GA4 offers integrations with the Google ecosystem and some advanced features. In enterprise settings, however, you often need:

  • integrate web data into a centralized data platform,

  • link web events with internal data (CRM, transactions, contact centers, applications),

  • create custom segments and activate them in campaigns or personalization,

  • build your own models within the organization's environment (e.g., Azure ML, Databricks, Spark, Python),

  • work with data in near-real-time (streaming) mode to support operational decision-making.

From this perspective, web analytics is just one source of data.

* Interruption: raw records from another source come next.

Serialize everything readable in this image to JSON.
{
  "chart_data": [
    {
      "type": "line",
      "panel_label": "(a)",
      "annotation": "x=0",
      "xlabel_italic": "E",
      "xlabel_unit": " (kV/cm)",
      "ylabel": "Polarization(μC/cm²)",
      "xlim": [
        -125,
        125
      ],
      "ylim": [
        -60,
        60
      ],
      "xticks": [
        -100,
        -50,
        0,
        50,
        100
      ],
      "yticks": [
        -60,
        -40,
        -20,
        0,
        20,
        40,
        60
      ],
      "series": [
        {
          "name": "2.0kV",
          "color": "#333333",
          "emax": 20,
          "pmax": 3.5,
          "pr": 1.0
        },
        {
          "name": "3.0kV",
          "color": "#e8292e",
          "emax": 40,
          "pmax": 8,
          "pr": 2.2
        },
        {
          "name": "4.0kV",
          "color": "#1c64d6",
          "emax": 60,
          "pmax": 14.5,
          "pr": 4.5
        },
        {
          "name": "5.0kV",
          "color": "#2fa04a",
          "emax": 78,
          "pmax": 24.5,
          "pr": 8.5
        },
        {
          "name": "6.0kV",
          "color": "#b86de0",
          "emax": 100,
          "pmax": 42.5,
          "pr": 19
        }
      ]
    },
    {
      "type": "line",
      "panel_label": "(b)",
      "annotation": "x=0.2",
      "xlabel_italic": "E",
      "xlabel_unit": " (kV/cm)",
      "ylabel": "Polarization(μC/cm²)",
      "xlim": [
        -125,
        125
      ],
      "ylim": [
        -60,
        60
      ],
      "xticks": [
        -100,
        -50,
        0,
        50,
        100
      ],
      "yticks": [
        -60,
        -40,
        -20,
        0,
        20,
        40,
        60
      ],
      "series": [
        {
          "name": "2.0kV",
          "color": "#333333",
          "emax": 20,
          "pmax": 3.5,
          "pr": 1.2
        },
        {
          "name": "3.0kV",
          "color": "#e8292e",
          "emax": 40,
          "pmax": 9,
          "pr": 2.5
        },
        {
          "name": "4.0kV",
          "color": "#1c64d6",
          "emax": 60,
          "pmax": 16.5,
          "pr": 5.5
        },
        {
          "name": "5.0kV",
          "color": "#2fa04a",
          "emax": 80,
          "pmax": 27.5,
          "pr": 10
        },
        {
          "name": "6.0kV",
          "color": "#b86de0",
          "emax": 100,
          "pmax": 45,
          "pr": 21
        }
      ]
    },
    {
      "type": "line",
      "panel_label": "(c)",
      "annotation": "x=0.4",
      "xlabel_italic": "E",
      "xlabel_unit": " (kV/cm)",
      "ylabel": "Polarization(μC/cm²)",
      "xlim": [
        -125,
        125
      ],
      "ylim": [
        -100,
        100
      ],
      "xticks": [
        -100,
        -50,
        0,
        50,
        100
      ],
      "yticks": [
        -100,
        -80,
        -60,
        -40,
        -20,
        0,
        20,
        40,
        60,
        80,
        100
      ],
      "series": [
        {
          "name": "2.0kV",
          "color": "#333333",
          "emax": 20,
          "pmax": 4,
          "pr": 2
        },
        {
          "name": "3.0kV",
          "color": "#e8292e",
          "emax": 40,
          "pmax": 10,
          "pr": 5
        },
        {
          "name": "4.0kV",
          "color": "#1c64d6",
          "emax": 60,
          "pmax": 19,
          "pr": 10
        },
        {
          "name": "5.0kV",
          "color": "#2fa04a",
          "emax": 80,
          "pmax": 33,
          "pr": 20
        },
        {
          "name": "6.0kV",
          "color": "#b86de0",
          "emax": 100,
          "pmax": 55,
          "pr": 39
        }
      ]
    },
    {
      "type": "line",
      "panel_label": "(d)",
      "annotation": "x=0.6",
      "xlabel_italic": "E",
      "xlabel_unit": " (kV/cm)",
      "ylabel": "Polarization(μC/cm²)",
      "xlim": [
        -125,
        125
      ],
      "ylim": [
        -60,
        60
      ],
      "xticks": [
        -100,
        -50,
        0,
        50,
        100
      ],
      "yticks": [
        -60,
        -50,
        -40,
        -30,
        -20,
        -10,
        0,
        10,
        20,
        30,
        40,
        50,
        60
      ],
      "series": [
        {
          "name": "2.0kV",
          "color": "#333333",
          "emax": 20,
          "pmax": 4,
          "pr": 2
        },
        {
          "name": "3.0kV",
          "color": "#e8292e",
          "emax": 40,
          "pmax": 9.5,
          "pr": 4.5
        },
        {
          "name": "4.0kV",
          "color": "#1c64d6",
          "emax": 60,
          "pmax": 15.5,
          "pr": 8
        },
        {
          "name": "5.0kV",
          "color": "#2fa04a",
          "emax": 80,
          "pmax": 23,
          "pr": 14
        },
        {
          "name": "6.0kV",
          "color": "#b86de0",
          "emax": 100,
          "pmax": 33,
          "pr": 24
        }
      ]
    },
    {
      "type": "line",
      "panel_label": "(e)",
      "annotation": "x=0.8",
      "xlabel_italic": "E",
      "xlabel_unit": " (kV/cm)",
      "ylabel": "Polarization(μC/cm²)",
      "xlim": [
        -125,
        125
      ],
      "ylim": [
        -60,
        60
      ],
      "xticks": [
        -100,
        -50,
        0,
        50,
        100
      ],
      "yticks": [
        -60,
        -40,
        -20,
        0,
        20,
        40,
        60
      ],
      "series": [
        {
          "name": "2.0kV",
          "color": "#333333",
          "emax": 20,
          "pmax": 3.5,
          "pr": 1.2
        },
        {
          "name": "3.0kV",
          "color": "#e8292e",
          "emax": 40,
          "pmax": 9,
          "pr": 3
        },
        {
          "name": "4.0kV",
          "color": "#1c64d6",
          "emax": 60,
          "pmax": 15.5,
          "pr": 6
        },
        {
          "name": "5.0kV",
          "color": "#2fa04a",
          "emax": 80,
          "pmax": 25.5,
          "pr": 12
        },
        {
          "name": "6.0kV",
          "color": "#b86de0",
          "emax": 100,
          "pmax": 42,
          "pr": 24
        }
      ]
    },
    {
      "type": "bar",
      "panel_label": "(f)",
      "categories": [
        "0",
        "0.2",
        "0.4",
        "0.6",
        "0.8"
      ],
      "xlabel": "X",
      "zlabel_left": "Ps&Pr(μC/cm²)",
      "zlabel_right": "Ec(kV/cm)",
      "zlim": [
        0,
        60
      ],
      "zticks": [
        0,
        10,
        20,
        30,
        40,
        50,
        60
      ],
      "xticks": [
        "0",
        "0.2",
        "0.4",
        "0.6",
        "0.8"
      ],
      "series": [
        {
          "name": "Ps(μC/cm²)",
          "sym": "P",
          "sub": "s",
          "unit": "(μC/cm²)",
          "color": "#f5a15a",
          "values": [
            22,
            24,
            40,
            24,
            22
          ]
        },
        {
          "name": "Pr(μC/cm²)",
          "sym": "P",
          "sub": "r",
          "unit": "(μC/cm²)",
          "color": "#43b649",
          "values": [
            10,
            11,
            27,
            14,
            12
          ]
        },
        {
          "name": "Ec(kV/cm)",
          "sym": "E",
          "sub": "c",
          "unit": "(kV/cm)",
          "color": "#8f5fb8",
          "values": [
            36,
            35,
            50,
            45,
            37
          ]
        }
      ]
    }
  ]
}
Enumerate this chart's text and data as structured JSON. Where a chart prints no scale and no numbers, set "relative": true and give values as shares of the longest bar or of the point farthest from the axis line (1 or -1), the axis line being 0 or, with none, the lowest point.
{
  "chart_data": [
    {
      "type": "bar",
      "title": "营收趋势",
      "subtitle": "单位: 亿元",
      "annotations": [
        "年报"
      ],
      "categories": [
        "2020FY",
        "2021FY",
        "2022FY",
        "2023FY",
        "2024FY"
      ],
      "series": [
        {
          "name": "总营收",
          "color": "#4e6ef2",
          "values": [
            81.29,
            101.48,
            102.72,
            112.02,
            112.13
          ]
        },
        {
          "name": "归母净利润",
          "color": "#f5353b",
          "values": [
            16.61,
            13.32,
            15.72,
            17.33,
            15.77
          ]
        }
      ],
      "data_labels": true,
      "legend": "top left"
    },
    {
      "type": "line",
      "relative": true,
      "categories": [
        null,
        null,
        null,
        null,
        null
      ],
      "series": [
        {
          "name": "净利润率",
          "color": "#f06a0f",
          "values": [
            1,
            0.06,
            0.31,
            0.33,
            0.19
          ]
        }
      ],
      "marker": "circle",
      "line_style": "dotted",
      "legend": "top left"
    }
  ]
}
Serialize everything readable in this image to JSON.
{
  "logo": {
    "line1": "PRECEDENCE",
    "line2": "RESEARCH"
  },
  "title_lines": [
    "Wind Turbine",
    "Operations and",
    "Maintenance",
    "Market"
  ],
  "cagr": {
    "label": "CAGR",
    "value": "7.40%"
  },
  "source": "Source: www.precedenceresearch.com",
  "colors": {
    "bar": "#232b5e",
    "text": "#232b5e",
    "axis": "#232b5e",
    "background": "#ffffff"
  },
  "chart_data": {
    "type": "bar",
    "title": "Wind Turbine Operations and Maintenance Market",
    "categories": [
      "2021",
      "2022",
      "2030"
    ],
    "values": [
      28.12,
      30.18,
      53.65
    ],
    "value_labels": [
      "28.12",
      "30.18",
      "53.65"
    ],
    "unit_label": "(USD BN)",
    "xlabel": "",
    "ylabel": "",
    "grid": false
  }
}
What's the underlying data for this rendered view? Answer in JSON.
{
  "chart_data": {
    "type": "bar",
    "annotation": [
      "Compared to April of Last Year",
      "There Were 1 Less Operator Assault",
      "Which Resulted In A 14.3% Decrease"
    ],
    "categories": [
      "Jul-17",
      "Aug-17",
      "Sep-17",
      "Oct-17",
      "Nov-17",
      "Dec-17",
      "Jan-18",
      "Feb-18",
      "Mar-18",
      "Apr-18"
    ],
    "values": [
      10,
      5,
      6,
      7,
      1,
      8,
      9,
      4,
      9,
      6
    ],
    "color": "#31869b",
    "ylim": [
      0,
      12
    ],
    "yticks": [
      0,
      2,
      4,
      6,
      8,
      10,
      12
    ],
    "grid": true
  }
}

What matters most is how easily you can consolidate, standardize, and quality-check the data, and run analytical and AI scenarios on it.

In practice, therefore, a hybrid architecture is often adopted:

  • GA4 as a quick solution for standard marketing needs.

  • Parallel data collection into an on-premises or private cloud environment for advanced BI, data science, and compliance.

When is it worth supplementing GA4 or replacing it with another tool

Enterprise organizations most often choose an alternative (or hybrid) approach in the following situations:

  1. Do you need to work with detailed data over the long term without relying on exports or external storage?

  2. You must store your data in a specific location (the EU, a specific country, a specific data center) or in separate instances by division.

  3. You require full control over data flow and security architecture (audits, forensic traceability, internal standards, regulations).

  4. Do you want full access to raw data and your own schema, and to integrate analytics directly into the DWH/lakehouse?

  5. You build advanced scenarios (CDP, personalization, multi-touch attribution using a custom model, predictive analytics, and online/offline integration).

Recommended Decision-Making Framework

When choosing a tool (GA4 vs. on-premise/enterprise alternatives), it is advisable to evaluate solutions based on several criteria:

  • Data sovereignty: where data is stored, who manages it, and what safeguards are in place.

  • Security and compliance: audits, roles, encryption, regional requirements.

  • Data architecture: raw data availability, integration into a data warehouse/lakehouse, streaming.

  • Extensibility and suitability for use cases: plugins, APIs, customization options.

  • TCO and Operations: licenses, infrastructure, operations team, SLAs, support.

In an enterprise environment, the goal is not to choose the “cheapest tool,” but to select a model that minimizes risks and maximizes data usability.

Conclusion

GA4 is a powerful tool for standard web analytics and will continue to serve as a suitable foundation for many organizations. For enterprise companies, however, the deciding factors are often security requirements, data control, the ability to work with detailed events over the long term, and integration into their own data platform.

For this reason, in practice, either of the following is used:

  • an on-premises/private deployment option (where compliance and control are paramount), or

  • a hybrid approach, where GA4 is used for real-time insights while an internal data pipeline is simultaneously built for BI, data science, and AI use cases.

In both cases, web analytics is most valuable when it is tightly integrated into a broader data architecture—from data collection and quality to the application of insights in marketing, product development, and business management.